Nelson Mandela will celebrate his 89th birthday tomorrow. To mark the occasion, Mandela, along with Jimmy Carter, Kofi Annan, and other “elders” of our global village will launch an extraordinary worldwide humanitarian campaign. The Council of Elders, as the Daily Mail calls it, will be a “United Nations of the great, the good and the rich.” (Expect Clinton—Bill, that is—to have a leading role.)
Conceived by entrepreneur Richard Branson and musician Peter Gabriel, this new assemblage will tackle (and presumably attempt to eradicate) armed conflict, AIDS, and global warming. But are these people really capable of saving the world? Many of the big names on this list didn’t exactly distinguish themselves the first time around. Kofi Annan presided over the decline and (further) corruption of the United Nations; Bill Clinton, his successes at home notwithstanding, failed to use American power abroad wisely. Carter was weak as a president, and seems to have gone around the bend since leaving office.
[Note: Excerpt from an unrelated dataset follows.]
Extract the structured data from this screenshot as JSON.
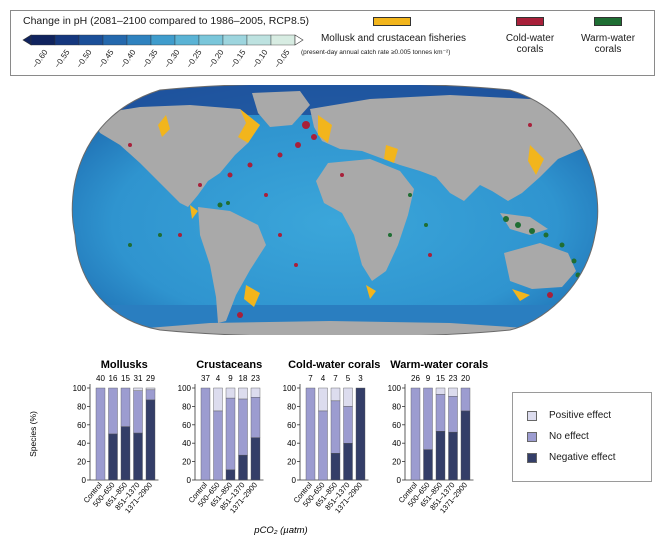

It will take people of great vision and courage to guide the world through the strife undoubtedly lying ahead. (As Washington journalist David von Drehle memorably put it, “some very different sort of world is roaring up at us.”) These “elders,” unfortunately, do not possess that vision.
This new multilateralist group may have commendable aims; ironically, its charter members have helped discredit multilateralism as an instrument in global politics. I worry that this irony will be obscured by the pomp and circumstance attending tomorrow’s celebration.